4. Marketo was limitless. I remember the announcement by Phil Fernandez (CEO) that the company had decided to make Marketo like the iPhone. Instead of building all the functionality within the same application (social media was being considered at the time) Marketo started Launchpoint and provided easy integration. The apps did what they do best so Marketo didn’t have to (eg: Hootesuite). Additionally as the the product is a query language on a database so there are unlimited possibilities in terms of what can be automated. There was prestige associated with doing clever things. It was addictive and created product stickiness once you started to learn. Sometimes frustrating as you couldn’t do what you wanted to but often in a future release you could.

5. Marketo integrated with a market leader. The company had invested in a high quality integration and Salesforce customers were happy to share their visual working space with additional real time data. It was quick to implement and robust integration in technical terms. It allowed Sales and Marketing to pratically share a process maybe for the first time ever. Later Salesforce and Marketo were to become competitors.

6. Marketo created community in three main ways. (i) The online Marketo Community was a place for customers and partners to learn and also showcase their knowledge; it was highly interactive and used gamification. It was a place where people were recognised for being clever and being a Marketo expert. The support team were highly visible in the community building trust. Customers could vote for future features and many of them, especially in the early days, became part of the product. (ii) Marketo certified customers and partners giving them status and creating further product prestige. The exams were difficult enough to require some preparation and it was an extra qualification for your marketing CV. (iii) The Summit was flashy and punched far above it’s weight. Even in the early days Will Smith, Beth Comstock, Ariana Huffington, Hillary Clinton (before the election!) and John Legend all shared the stage with Marketo leadership. It added to the hype that working with a high growth company presents. The customer stories were like lego puzzles, users keen to share their solutions and get exposure with their peers. Cheryl Chavez, the head of product, showered “Customer Love” and inclusively announced the latest features, many voted in through the online community.

7. Marketo loved Marketo. I was once told by a client that Marketo was a cult. The consultants, the support team, the sales team and management, everyone was so passionate. What was in that secret sauce? It was far from a perfect company with challenges like the rest. We were working really hard. Many of us had to travel all over the world and give a lot of our personal time to do that. For some it was the equity but for most I don’t think so. In the early days we were doing something new. Something that changed (business) lives. We were part of a very focused group and we trusted the leadership. We had colleagues we could rely on. And maybe it was as simple as we had something that was rewarding to sell.

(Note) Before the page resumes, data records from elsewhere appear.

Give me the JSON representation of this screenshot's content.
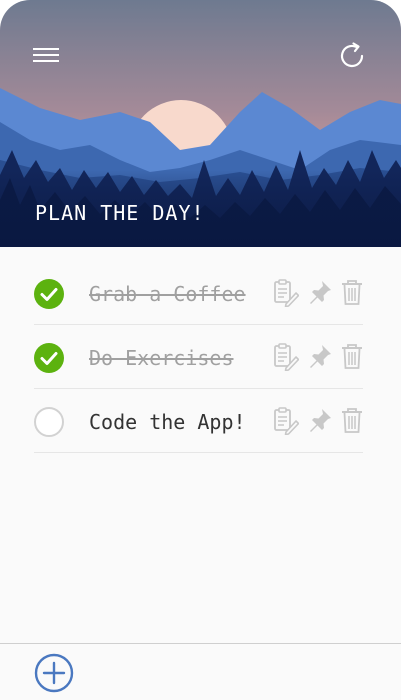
{
  "header": {
    "title": "PLAN THE DAY!",
    "menu_icon": "hamburger-menu-icon",
    "refresh_icon": "refresh-icon",
    "colors": {
      "sky_top": "#6f7b92",
      "sky_bottom": "#d69a9a",
      "sun": "#f8d8cc",
      "mountain_far": "#5a87d0",
      "mountain_mid": "#2f5aa0",
      "forest": "#0f2150"
    }
  },
  "tasks": [
    {
      "label": "Grab a Coffee",
      "done": true
    },
    {
      "label": "Do Exercises",
      "done": true
    },
    {
      "label": "Code the App!",
      "done": false
    }
  ],
  "task_action_icons": [
    "edit-note-icon",
    "pin-icon",
    "trash-icon"
  ],
  "footer": {
    "add_icon": "add-circle-icon"
  },
  "colors": {
    "done_check": "#5cb20f",
    "text": "#333333",
    "done_text": "#a0a0a0",
    "action_icon": "#c8c8c8",
    "accent": "#4a78c0"
  }
}
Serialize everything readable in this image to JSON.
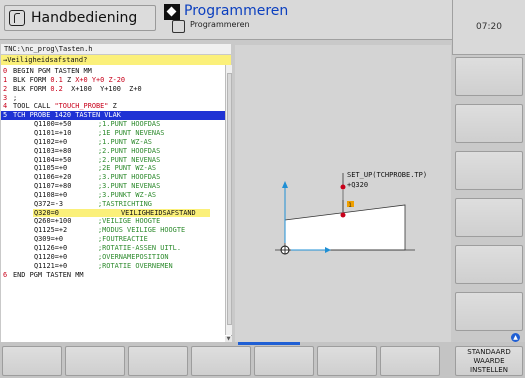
{
  "header": {
    "mode_left": "Handbediening",
    "mode_right": "Programmeren",
    "mode_right_sub": "Programmeren",
    "clock": "07:20"
  },
  "editor": {
    "path": "TNC:\\nc_prog\\Tasten.h",
    "prompt": "→Veiligheidsafstand?",
    "lines": [
      {
        "n": "0",
        "c": "BEGIN PGM TASTEN MM"
      },
      {
        "n": "1",
        "c": "BLK FORM 0.1 Z X+0 Y+0 Z-20"
      },
      {
        "n": "2",
        "c": "BLK FORM 0.2  X+100  Y+100  Z+0"
      },
      {
        "n": "3",
        "c": ";"
      },
      {
        "n": "4",
        "c": "TOOL CALL \"TOUCH_PROBE\" Z"
      },
      {
        "n": "5",
        "c": "TCH PROBE 1420 TASTEN VLAK"
      },
      {
        "q": "Q1100=+50",
        "cm": ";1.PUNT HOOFDAS"
      },
      {
        "q": "Q1101=+10",
        "cm": ";1E PUNT NEVENAS"
      },
      {
        "q": "Q1102=+0",
        "cm": ";1.PUNT WZ-AS"
      },
      {
        "q": "Q1103=+80",
        "cm": ";2.PUNT HOOFDAS"
      },
      {
        "q": "Q1104=+50",
        "cm": ";2.PUNT NEVENAS"
      },
      {
        "q": "Q1105=+0",
        "cm": ";2E PUNT WZ-AS"
      },
      {
        "q": "Q1106=+20",
        "cm": ";3.PUNT HOOFDAS"
      },
      {
        "q": "Q1107=+80",
        "cm": ";3.PUNT NEVENAS"
      },
      {
        "q": "Q1108=+0",
        "cm": ";3.PUNKT WZ-AS"
      },
      {
        "q": "Q372=-3",
        "cm": ";TASTRICHTING"
      },
      {
        "q": "Q320=0",
        "cm": "VEILIGHEIDSAFSTAND"
      },
      {
        "q": "Q260=+100",
        "cm": ";VEILIGE HOOGTE"
      },
      {
        "q": "Q1125=+2",
        "cm": ";MODUS VEILIGE HOOGTE"
      },
      {
        "q": "Q309=+0",
        "cm": ";FOUTREACTIE"
      },
      {
        "q": "Q1126=+0",
        "cm": ";ROTATIE-ASSEN UITL."
      },
      {
        "q": "Q1120=+0",
        "cm": ";OVERNAMEPOSITION"
      },
      {
        "q": "Q1121=+0",
        "cm": ";ROTATIE OVERNEMEN"
      },
      {
        "n": "6",
        "c": "END PGM TASTEN MM"
      }
    ]
  },
  "graphic": {
    "label_line1": "SET_UP(TCHPROBE.TP)",
    "label_line2": "+Q320",
    "marker": "1"
  },
  "softkeys": {
    "bottom_last_line1": "STANDAARD",
    "bottom_last_line2": "WAARDE",
    "bottom_last_line3": "INSTELLEN"
  },
  "colors": {
    "selection": "#1f33d4",
    "highlight": "#fbf07a",
    "comment": "#2e8b2e",
    "line_number": "#c8001a",
    "arrow": "#1f8fd4"
  }
}
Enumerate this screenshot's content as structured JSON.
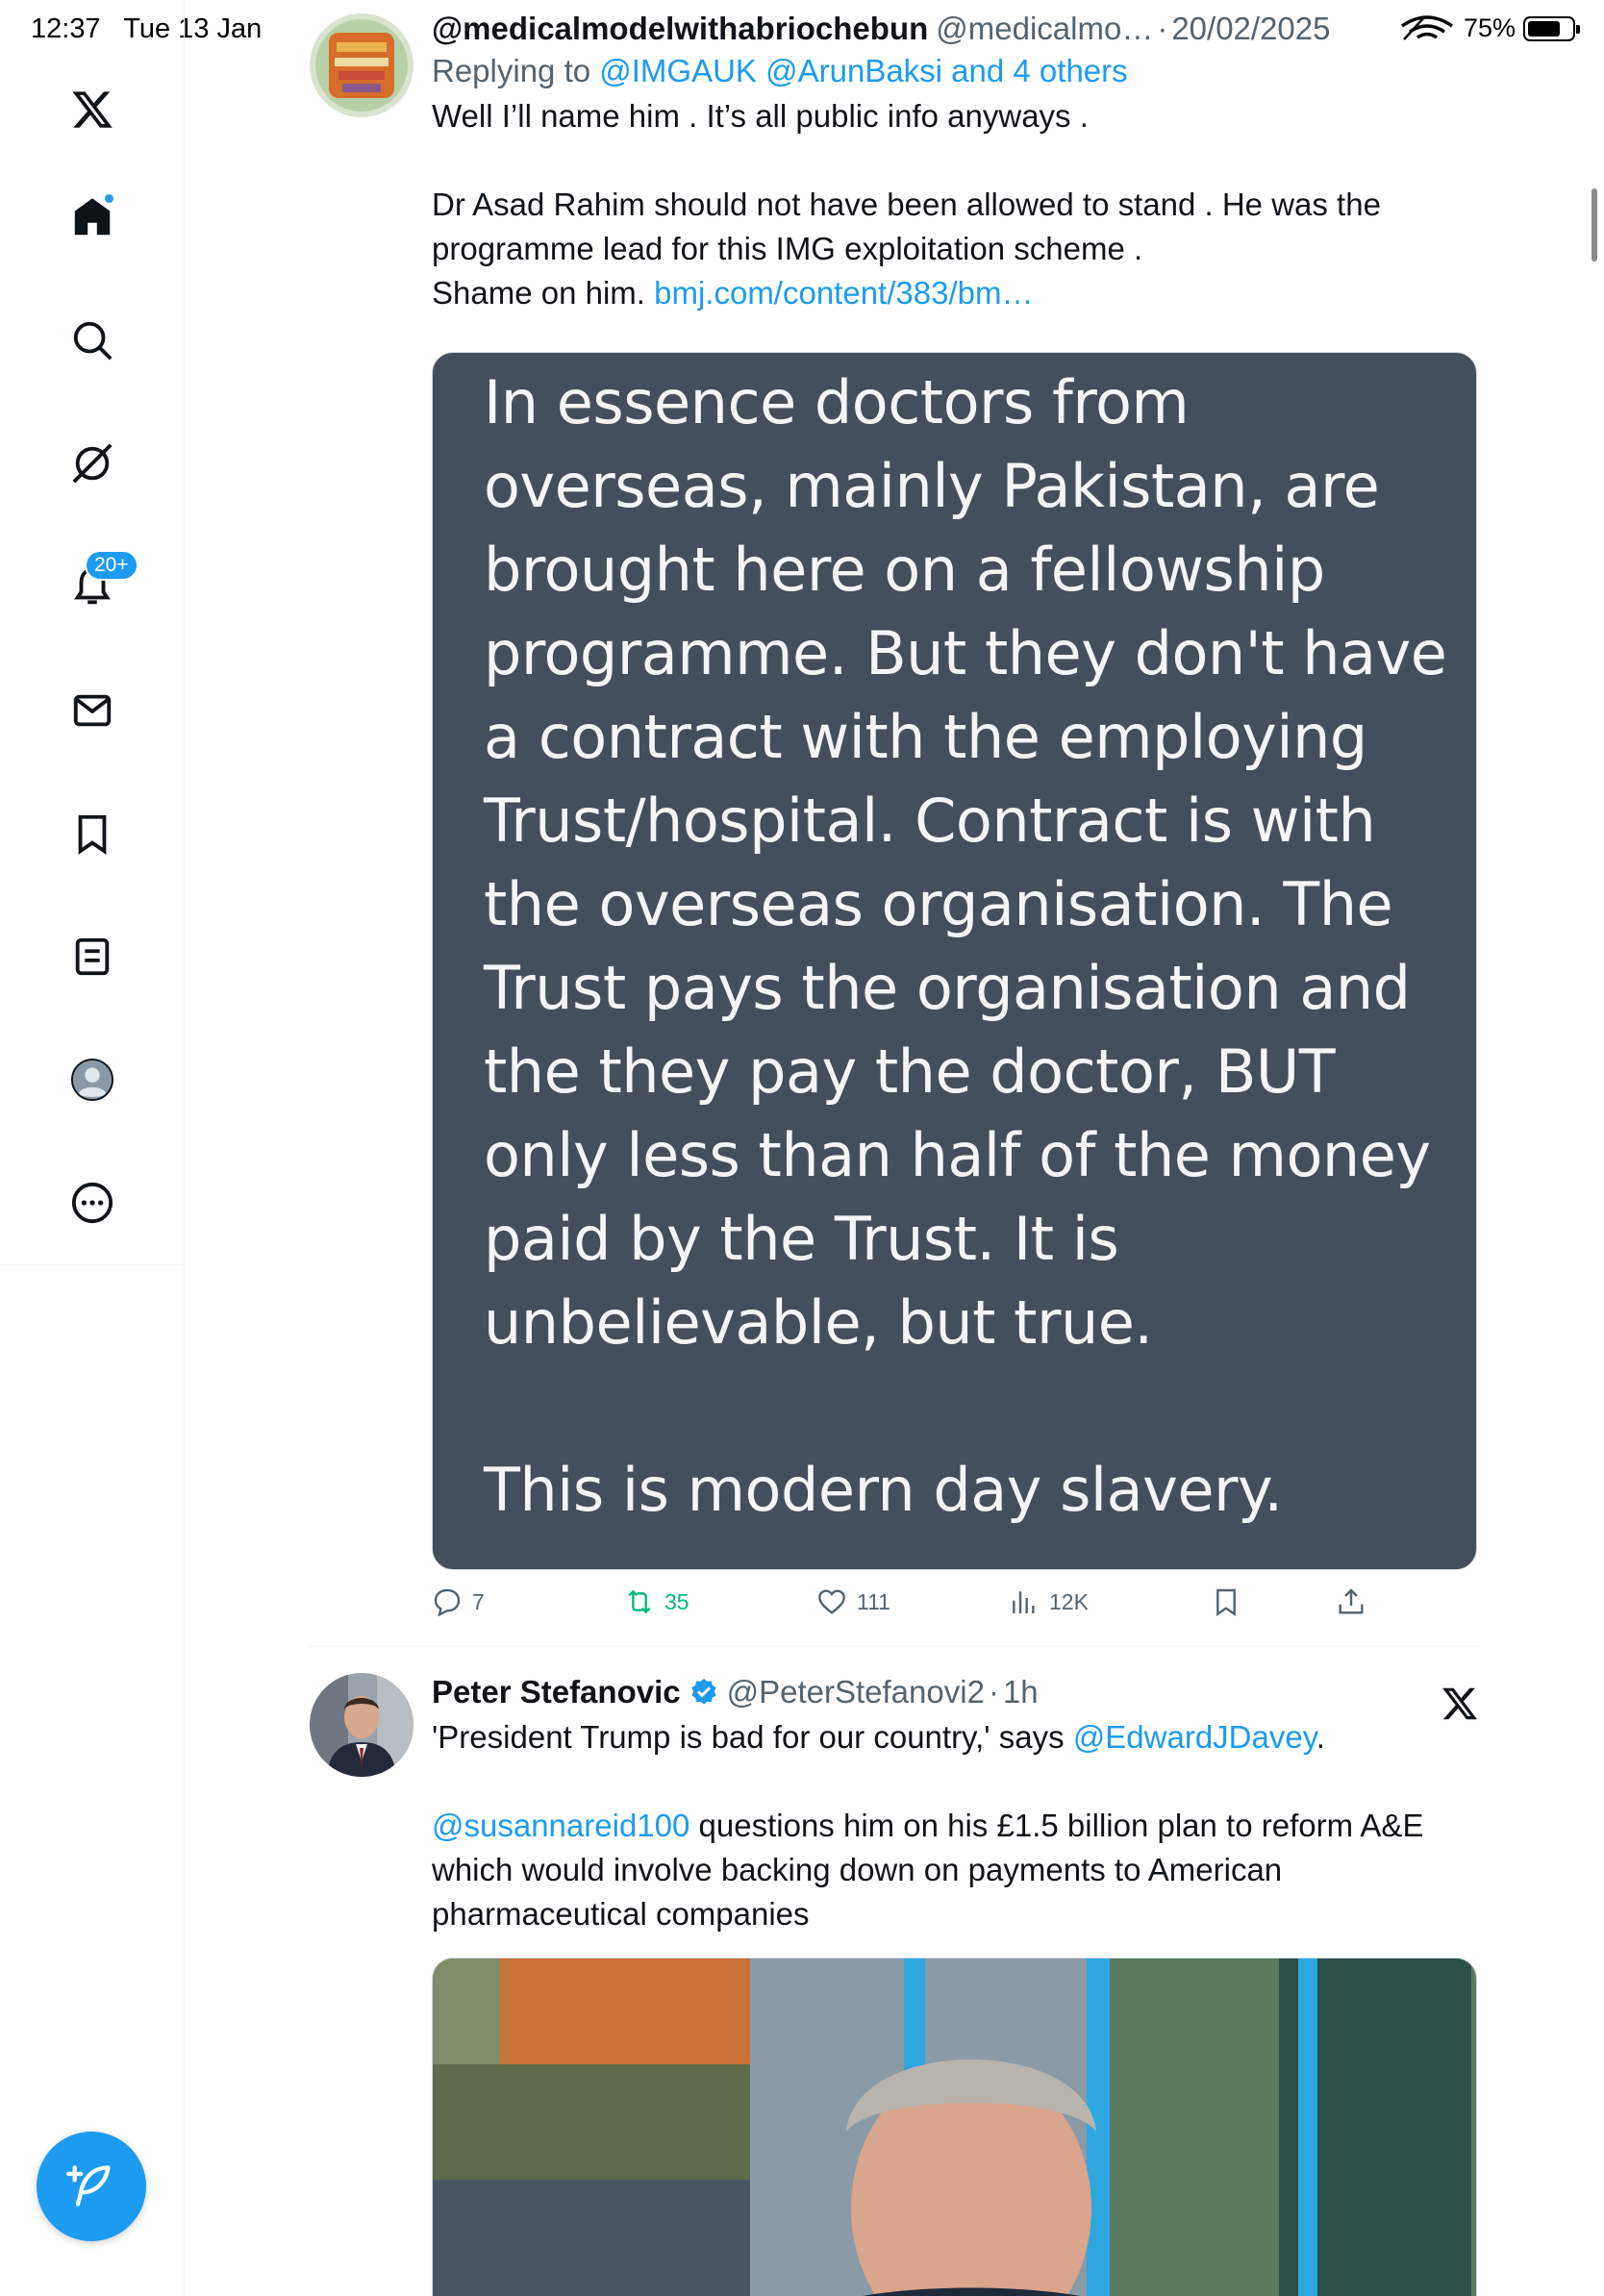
{
  "status_bar": {
    "time": "12:37",
    "date": "Tue 13 Jan",
    "battery": "75%",
    "battery_level": 0.75
  },
  "sidebar": {
    "notifications_badge": "20+",
    "items": [
      {
        "icon": "x-logo-icon"
      },
      {
        "icon": "home-icon"
      },
      {
        "icon": "search-icon"
      },
      {
        "icon": "grok-icon"
      },
      {
        "icon": "notifications-bell-icon"
      },
      {
        "icon": "messages-envelope-icon"
      },
      {
        "icon": "bookmark-icon"
      },
      {
        "icon": "lists-icon"
      },
      {
        "icon": "profile-avatar-icon"
      },
      {
        "icon": "more-circle-icon"
      }
    ],
    "compose_icon": "compose-feather-icon"
  },
  "tweet1": {
    "name": "@medicalmodelwithabriochebun",
    "handle": "@medicalmo…",
    "sep": "·",
    "date": "20/02/2025",
    "replying_prefix": "Replying to ",
    "replying_links": "@IMGAUK @ArunBaksi and 4 others",
    "text": "Well I’ll name him . It’s all public info anyways .\n\nDr Asad Rahim should not have been allowed to stand . He was the programme lead for this IMG exploitation scheme .\nShame on him. ",
    "link": "bmj.com/content/383/bm…",
    "image_text": "In essence doctors from\noverseas, mainly Pakistan, are\nbrought here on a fellowship\nprogramme. But they don't have\na contract with the employing\nTrust/hospital. Contract is with\nthe overseas organisation. The\nTrust pays the organisation and\nthe they pay the doctor, BUT\nonly less than half of the money\npaid by the Trust. It is\nunbelievable, but true.\n\nThis is modern day slavery.",
    "replies": "7",
    "reposts": "35",
    "likes": "111",
    "views": "12K"
  },
  "tweet2": {
    "name": "Peter Stefanovic",
    "handle": "@PeterStefanovi2",
    "sep": "·",
    "date": "1h",
    "text_before": "'President Trump is bad for our country,' says ",
    "mention1": "@EdwardJDavey",
    "text_after1": ".",
    "mention2": "@susannareid100",
    "text_after2": " questions him on his £1.5 billion plan to reform A&E which would involve backing down on payments to American pharmaceutical companies"
  },
  "colors": {
    "accent": "#1d9bf0",
    "repost": "#00ba7c",
    "secondary_text": "#536471",
    "image_bg": "#454f5b"
  }
}
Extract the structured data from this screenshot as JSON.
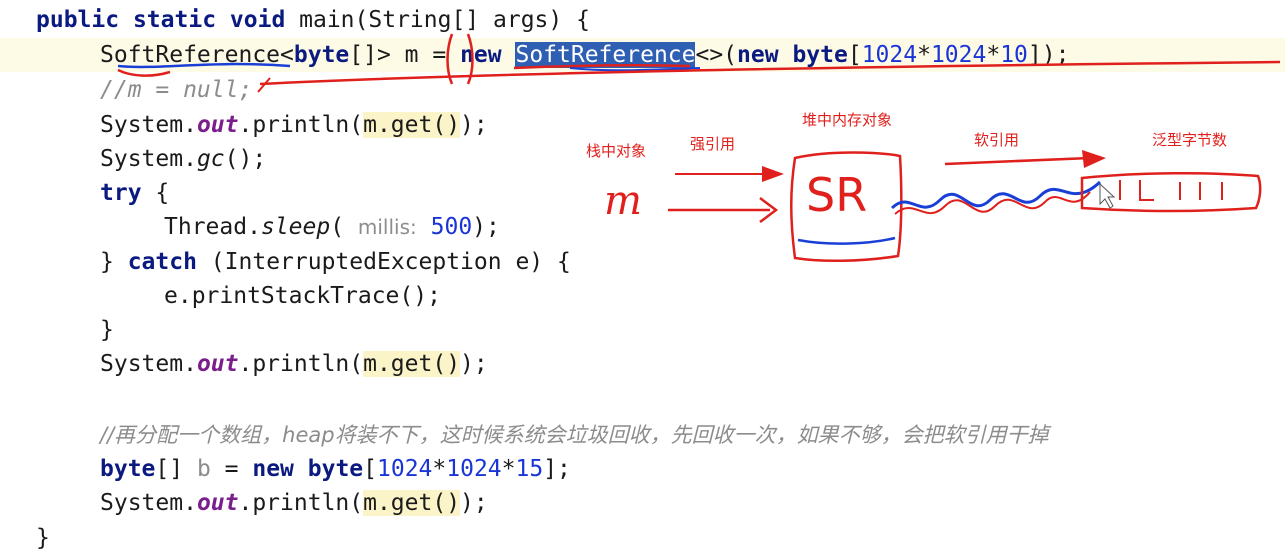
{
  "code": {
    "l1": {
      "kw1": "public",
      "kw2": "static",
      "kw3": "void",
      "rest": " main(String[] args) {"
    },
    "l2": {
      "type": "SoftReference",
      "generic_open": "<",
      "byte_kw": "byte",
      "generic_close": "[]> ",
      "var": "m",
      "eq": " = ",
      "new_kw": "new",
      "space": " ",
      "sel_type": "SoftReference",
      "diamond": "<>(",
      "new_kw2": "new",
      "byte_kw2": "byte",
      "br_open": "[",
      "n1": "1024",
      "star1": "*",
      "n2": "1024",
      "star2": "*",
      "n3": "10",
      "br_close": "]);"
    },
    "l3": {
      "comment": "//m = null;"
    },
    "l4": {
      "a": "System.",
      "field": "out",
      "b": ".println(",
      "call": "m.get()",
      "c": ");"
    },
    "l5": {
      "a": "System.",
      "method": "gc",
      "b": "();"
    },
    "l6": {
      "kw": "try",
      "b": " {"
    },
    "l7": {
      "a": "Thread.",
      "method": "sleep",
      "b": "( ",
      "hint": "millis:",
      "space": " ",
      "num": "500",
      "c": ");"
    },
    "l8": {
      "a": "} ",
      "kw": "catch",
      "b": " (InterruptedException e) {"
    },
    "l9": {
      "a": "e.printStackTrace();"
    },
    "l10": {
      "a": "}"
    },
    "l11": {
      "a": "System.",
      "field": "out",
      "b": ".println(",
      "call": "m.get()",
      "c": ");"
    },
    "l12": {
      "comment": "//再分配一个数组，heap将装不下，这时候系统会垃圾回收，先回收一次，如果不够，会把软引用干掉"
    },
    "l13": {
      "byte_kw": "byte",
      "a": "[] ",
      "var": "b",
      "b": " = ",
      "new_kw": "new",
      "space": " ",
      "byte_kw2": "byte",
      "br_open": "[",
      "n1": "1024",
      "star1": "*",
      "n2": "1024",
      "star2": "*",
      "n3": "15",
      "br_close": "];"
    },
    "l14": {
      "a": "System.",
      "field": "out",
      "b": ".println(",
      "call": "m.get()",
      "c": ");"
    },
    "l15": {
      "a": "}"
    }
  },
  "annotations": {
    "stack_object": "栈中对象",
    "strong_ref": "强引用",
    "heap_object": "堆中内存对象",
    "soft_ref": "软引用",
    "generic_bytes": "泛型字节数",
    "var_m": "m",
    "sr": "SR"
  },
  "colors": {
    "annotation_red": "#e0201c",
    "annotation_blue": "#1a3fd6",
    "selection": "#2f5fb3"
  }
}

As I finish up this post I realise that sauce is interchangeable with brand which is another way of saying trust. The sauce had personality. It was likeable to innovative marketers and felt safe to those afraid of tech. It was clever. It had real values. It was successful. It provided professional advancement possibilities to its certified customers in unsure times. And the product automated revenue and saved a lot of time.

In a time when subscription products would disappear in an instant, customers trusted the brand. Phil Fernandez addressed business updates to his Purple People due to the colour of the branding. And that’s what we were. For better or worse we were passionate about our work and it transferred to the customers in an unprecedented fashion.

So I’m happy for Adobe and I’m happy for the brand. It’s now worth $4.75 billion which says a hell of a lot. I’m happy for the marketers who know that Marketo is staying around. I’m happy for the founders that the legacy continues on. And although it’s not guaranteed once a product changes hands, I’m optimistic that Marketo will continue to bleed purple.